- Supreme Court of the United States

Argued November 4, 2008 Decided January 13, 2009
- Full case name: Jimenez v. Quarterman
- Docket no.: 07-6984
- Citations: 555 U.S. 113 (more) 129 S. Ct. 681; 172 L. Ed. 2d 475; 2009 U.S. LEXIS 579

Case history
- Prior: No. 06-11240 (5th Cir. May 25, 2007); cert. granted, 552 U.S. 1256 (2008).
- Subsequent: On remand, Jimenez v. Thaler, 367 F. App'x 489 (5th Cir. 2010).

Holding
- A state conviction is not "final" for the purpose of filing a federal habeas petition when a state court grants an out-of-time appeal.

Court membership
- Chief Justice John Roberts Associate Justices John P. Stevens · Antonin Scalia Anthony Kennedy · David Souter Clarence Thomas · Ruth Bader Ginsburg Stephen Breyer · Samuel Alito

Case opinion
- Majority: Thomas, joined by unanimous

Laws applied
- 28 U.S.C. § 2244(d)(1)(A), Antiterrorism and Effective Death Penalty Act of 1996

= Jimenez v. Quarterman =

Jimenez v. Quarterman, 555 U.S. 113 (2009), was a decision in which the Supreme Court of the United States held that under 28 U.S.C. § 2244(d)(1)(A), the conviction of a state defendant is not "final" if a state court grants an "out-of-time" appeal and the defendant has not yet filed a federal habeas petition.

==Background==
In 1996 the United States enacted the Antiterrorism and Effective Death Penalty Act, which among other provisions set strict limits on the ability of criminal defendants convicted in state courts to file a federal appeal. Under , an appeal had to be filed within one year from the time a judgment became "final."

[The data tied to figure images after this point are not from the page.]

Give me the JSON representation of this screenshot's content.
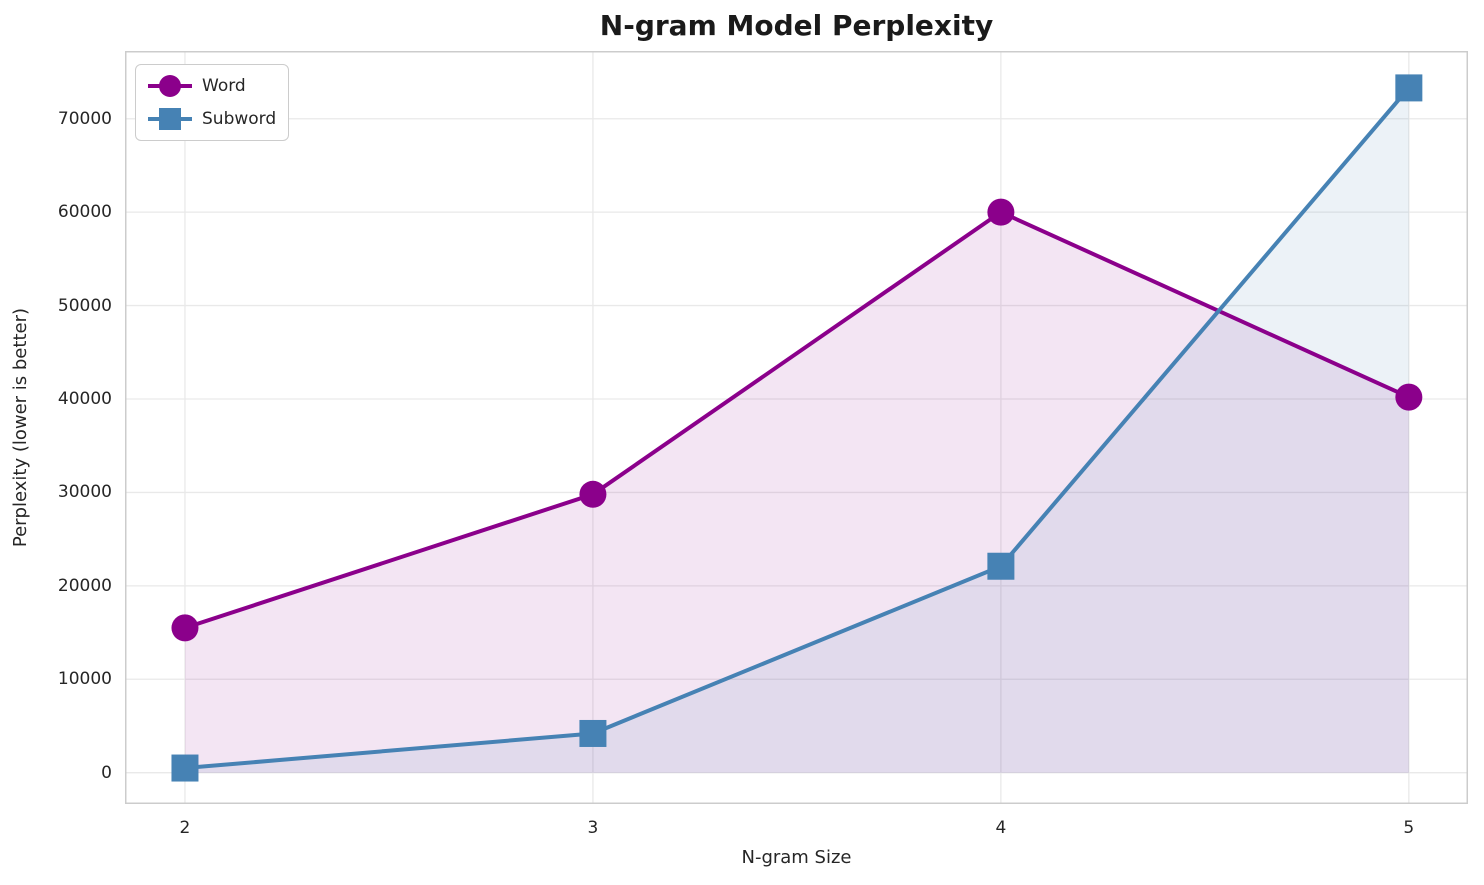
{
  "chart_data": {
    "type": "line",
    "title": "N-gram Model Perplexity",
    "xlabel": "N-gram Size",
    "ylabel": "Perplexity (lower is better)",
    "x": [
      2,
      3,
      4,
      5
    ],
    "series": [
      {
        "name": "Word",
        "values": [
          15500,
          29800,
          60000,
          40200
        ],
        "color": "#8B008B",
        "marker": "circle",
        "fill_alpha": 0.1
      },
      {
        "name": "Subword",
        "values": [
          500,
          4200,
          22100,
          73300
        ],
        "color": "#4682B4",
        "marker": "square",
        "fill_alpha": 0.1
      }
    ],
    "xticks": [
      2,
      3,
      4,
      5
    ],
    "yticks": [
      0,
      10000,
      20000,
      30000,
      40000,
      50000,
      60000,
      70000
    ],
    "xlim": [
      1.853,
      5.145
    ],
    "ylim": [
      -3350,
      77250
    ],
    "grid": true,
    "area_fill_baseline": 0,
    "legend_position": "upper left"
  },
  "style": {
    "grid_color": "#e9e9e9",
    "spine_color": "#cccccc",
    "text_color": "#262626",
    "title_color": "#1a1a1a",
    "background": "#ffffff",
    "line_width": 4,
    "marker_size": 27
  }
}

Carlos Jimenez was convicted of burglary in the state of Texas in 1995. Jimenez appealed to the Texas Court of Appeals; his attorney filed a brief "explaining that he was unable to identify any nonfrivolous ground on which to base an appeal". Through a miscommunication Jimenez never learned of this brief until well after the fact, and his appeal was dismissed on September 11, 1996. Jimenez appealed, and on September 25, 2002, the Texas Court of Criminal Appeals granted Jimenez the right to file a so-called "out-of-time" appeal, acknowledging that his original appeal was flawed. The court affirmed his conviction. Jimenez then filed a habeas petition with the District Court, which dismissed his appeal, arguing that the one-year time limit began on October 11, 1996, in the wake his first (flawed) appeal. Jimenez then appealed to the Court of Appeals, which upheld the District Court.

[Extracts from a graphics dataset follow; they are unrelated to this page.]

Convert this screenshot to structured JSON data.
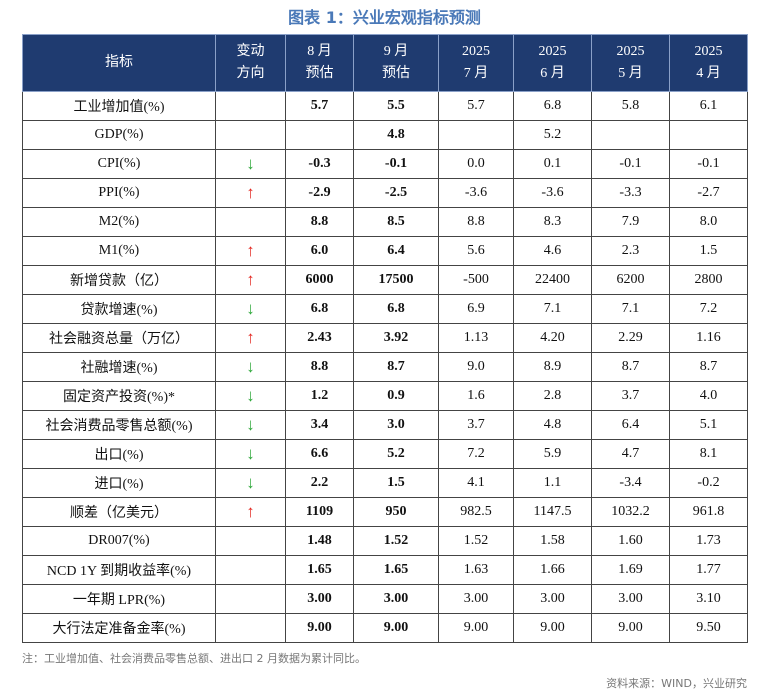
{
  "title": "图表 1：兴业宏观指标预测",
  "table": {
    "header": [
      [
        "指标"
      ],
      [
        "变动",
        "方向"
      ],
      [
        "8 月",
        "预估"
      ],
      [
        "9 月",
        "预估"
      ],
      [
        "2025",
        "7 月"
      ],
      [
        "2025",
        "6 月"
      ],
      [
        "2025",
        "5 月"
      ],
      [
        "2025",
        "4 月"
      ]
    ],
    "rows": [
      [
        "工业增加值(%)",
        null,
        "5.7",
        "5.5",
        "5.7",
        "6.8",
        "5.8",
        "6.1"
      ],
      [
        "GDP(%)",
        null,
        null,
        "4.8",
        null,
        "5.2",
        null,
        null
      ],
      [
        "CPI(%)",
        {
          "symbol": "↓",
          "color": "#2ea83a"
        },
        "-0.3",
        "-0.1",
        "0.0",
        "0.1",
        "-0.1",
        "-0.1"
      ],
      [
        "PPI(%)",
        {
          "symbol": "↑",
          "color": "#e3261f"
        },
        "-2.9",
        "-2.5",
        "-3.6",
        "-3.6",
        "-3.3",
        "-2.7"
      ],
      [
        "M2(%)",
        null,
        "8.8",
        "8.5",
        "8.8",
        "8.3",
        "7.9",
        "8.0"
      ],
      [
        "M1(%)",
        {
          "symbol": "↑",
          "color": "#e3261f"
        },
        "6.0",
        "6.4",
        "5.6",
        "4.6",
        "2.3",
        "1.5"
      ],
      [
        "新增贷款（亿）",
        {
          "symbol": "↑",
          "color": "#e3261f"
        },
        "6000",
        "17500",
        "-500",
        "22400",
        "6200",
        "2800"
      ],
      [
        "贷款增速(%)",
        {
          "symbol": "↓",
          "color": "#2ea83a"
        },
        "6.8",
        "6.8",
        "6.9",
        "7.1",
        "7.1",
        "7.2"
      ],
      [
        "社会融资总量（万亿）",
        {
          "symbol": "↑",
          "color": "#e3261f"
        },
        "2.43",
        "3.92",
        "1.13",
        "4.20",
        "2.29",
        "1.16"
      ],
      [
        "社融增速(%)",
        {
          "symbol": "↓",
          "color": "#2ea83a"
        },
        "8.8",
        "8.7",
        "9.0",
        "8.9",
        "8.7",
        "8.7"
      ],
      [
        "固定资产投资(%)*",
        {
          "symbol": "↓",
          "color": "#2ea83a"
        },
        "1.2",
        "0.9",
        "1.6",
        "2.8",
        "3.7",
        "4.0"
      ],
      [
        "社会消费品零售总额(%)",
        {
          "symbol": "↓",
          "color": "#2ea83a"
        },
        "3.4",
        "3.0",
        "3.7",
        "4.8",
        "6.4",
        "5.1"
      ],
      [
        "出口(%)",
        {
          "symbol": "↓",
          "color": "#2ea83a"
        },
        "6.6",
        "5.2",
        "7.2",
        "5.9",
        "4.7",
        "8.1"
      ],
      [
        "进口(%)",
        {
          "symbol": "↓",
          "color": "#2ea83a"
        },
        "2.2",
        "1.5",
        "4.1",
        "1.1",
        "-3.4",
        "-0.2"
      ],
      [
        "顺差（亿美元）",
        {
          "symbol": "↑",
          "color": "#e3261f"
        },
        "1109",
        "950",
        "982.5",
        "1147.5",
        "1032.2",
        "961.8"
      ],
      [
        "DR007(%)",
        null,
        "1.48",
        "1.52",
        "1.52",
        "1.58",
        "1.60",
        "1.73"
      ],
      [
        "NCD 1Y 到期收益率(%)",
        null,
        "1.65",
        "1.65",
        "1.63",
        "1.66",
        "1.69",
        "1.77"
      ],
      [
        "一年期 LPR(%)",
        null,
        "3.00",
        "3.00",
        "3.00",
        "3.00",
        "3.00",
        "3.10"
      ],
      [
        "大行法定准备金率(%)",
        null,
        "9.00",
        "9.00",
        "9.00",
        "9.00",
        "9.00",
        "9.50"
      ]
    ]
  },
  "note": "注：工业增加值、社会消费品零售总额、进出口 2 月数据为累计同比。",
  "source": "资料来源：WIND，兴业研究"
}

The Supreme Court granted certiorari.

==Decision==
In a unanimous opinion authored by Justice Thomas, the Supreme Court held that "the statute requires a federal court, presented with an individual's first petition for habeas relief, to make use of the date on which the entirety of the state direct appellate review process was completed" and that the granting of the right to an out-of-time appeal by the Texas Court of Appeals rendered Jimenez's conviction not final for the purposes of the statute.

The Court reversed the Court of Appeals and remanded the case.